Perhaps it is best we work to change our mindset relative to diet. To most people's way of thinking, the word diet refers to a process by which one's food intake is reduced in order to achieve weight loss. The alternative definition speaks in more general terms to the foods that an individual or an animal typically eats. For instance, it can be said an African elephant's diet consists of grasses, small plants, bushes, twigs, tree bark, roots, and fruit. Elephants and others that feed exclusively on plant materials are referred to as herbivores. On the other hand, those that eat principally meat are called carnivores. The human animal is neither one nor the other. We belong to a group referred to as omnivores. On this point, the rabid members of the vegan community and I differ. They would argue that humans are biologically adapted to eating plant materials; that, among other things, the shape of the human head is ill suited to dig into the carcasses of our prey. This is a lovely visual to be sure, but for me, aside from the point. I will not debate them on the taxonomy of our species, I will simply say that the vast majority of us can and do eat freely from both categories of food and thanks to the advent of meat departments, our head shape is not a limiting factor.

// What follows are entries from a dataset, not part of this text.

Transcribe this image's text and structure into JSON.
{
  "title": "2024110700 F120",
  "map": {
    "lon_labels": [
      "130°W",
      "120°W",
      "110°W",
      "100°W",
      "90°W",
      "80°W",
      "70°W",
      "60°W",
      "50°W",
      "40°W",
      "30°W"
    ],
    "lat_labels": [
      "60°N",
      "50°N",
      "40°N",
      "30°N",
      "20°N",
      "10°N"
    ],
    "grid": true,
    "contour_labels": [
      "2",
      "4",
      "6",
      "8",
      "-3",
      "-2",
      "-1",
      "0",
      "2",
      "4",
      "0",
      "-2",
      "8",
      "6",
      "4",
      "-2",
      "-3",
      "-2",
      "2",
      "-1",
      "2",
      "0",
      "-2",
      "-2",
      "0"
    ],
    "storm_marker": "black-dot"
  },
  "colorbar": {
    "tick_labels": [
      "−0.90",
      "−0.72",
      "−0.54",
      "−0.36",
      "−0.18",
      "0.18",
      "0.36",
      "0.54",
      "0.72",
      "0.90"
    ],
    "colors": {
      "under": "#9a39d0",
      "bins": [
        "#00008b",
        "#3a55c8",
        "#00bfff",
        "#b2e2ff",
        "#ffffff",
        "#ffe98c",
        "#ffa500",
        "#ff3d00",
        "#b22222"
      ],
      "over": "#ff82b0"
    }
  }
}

If you're one who chooses to have meat in your diet, fear not. Neither it nor the occasional doughnut spells ruin for your weight loss goals. We must account for the calories that come from those foods as with all foods we consume. Whatever their source, if you desire to lose weight then the calories you consume must be outstripped by the calories you burn. At the end of the day shedding pounds comes down to this very simple math equation: calories out must exceed calories in. Here too I am likely to get a great deal of push back from those who have made it their business to dispense nutrition information. Some among them might suggest that when you consume your calories is a factor or from what source your calories come. Still others would contend it is necessary to remove all processed foods from one's diet and eat only natural or organic foods. To them I would say, strictly as it relates to weight, these things don't matter.